Concomitantemente a essas ações, a equipe do sub-projeto de saneamento ambiental realizou análises bacteriológicas e físico-químicas em oito pontos da rede hidrográfica municipal, com intervalos aproximados de três meses. Os resultados dessas análises indicaram diminuição significativa da contaminação por coliformes fecais e, portanto, melhoria nas condições de balneabilidade, com eliminação de riscos à saúde pública. Foram também registradas melhorias nas condições ecológicas dos corpos d'água, com diminuição da demanda bioquímica de oxigênio (DBO) e aumento do oxigênio dissolvido (OD).

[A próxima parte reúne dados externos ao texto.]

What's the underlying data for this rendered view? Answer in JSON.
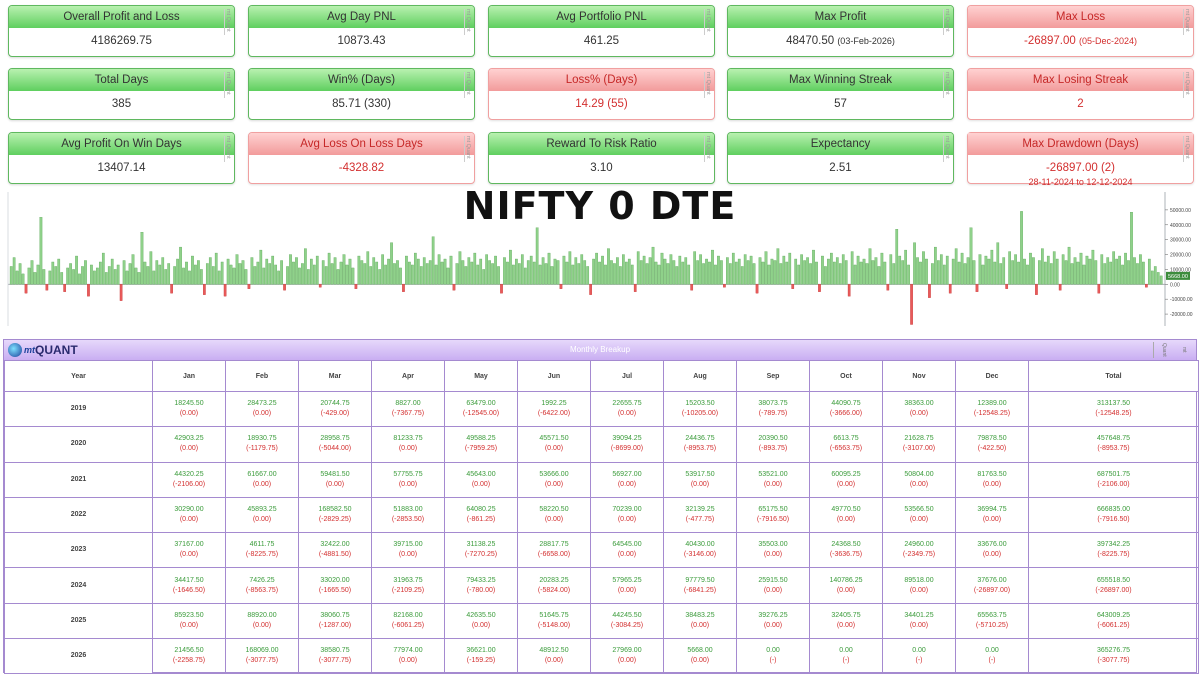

No final de 2001 foi construída pela prefeitura uma área de lazer, constituída por uma prainha artificial, recoberta de areia importada, como alternativa de recreação para os moradores, na área urbana do Córrego do Rangel.

A maioria dos entrevistados demonstrou saber que agora existe tratamento de esgotos no município. Além disso, muitos lembraram que a maior conscientização faz com que as pessoas não joguem mais resíduos no rio e no córrego.

"Antes o córrego era muito sujo, jogavam muito lixo. Agora está tudo limpinho" (entrevistada de 55 anos).

"Está melhor, antes era só sujeira, não era tratado nem cuidado. Tudo quanto é porcaria era jogada lá" (entrevistada de 56 anos, presidente do Clube da 3.ª Idade).

Duas preocupações, no entanto, foram levantadas. Quatro entrevistadas mostraram receio de afogamento das crianças na prainha. Duas pessoas se referiram à diminuição da pesca no Rio Turvo, com o fim do lançamento do esgoto sem tratamento, o qual representava oferta de matéria orgânica peixes no local de lançamento; conseqüentemente, havia maior concentração de peixes nesse ponto do rio. De fato, por ocasião das coletas de água no córrego, no local de lançamento de esgoto pela SABESP, era freqüente encontrar pessoas com mais de uma vara de pescar bem naquele ponto. Isso se explica pela maior quantidade de nutrientes, presentes naquele local, que desencadeava crescimento de fitoplâncton e atraía peixes. No entanto, pelo ângulo da saúde pública, o saneamento traz vantagens bastante demonstradas na literatura especializada (HELLER, 1997).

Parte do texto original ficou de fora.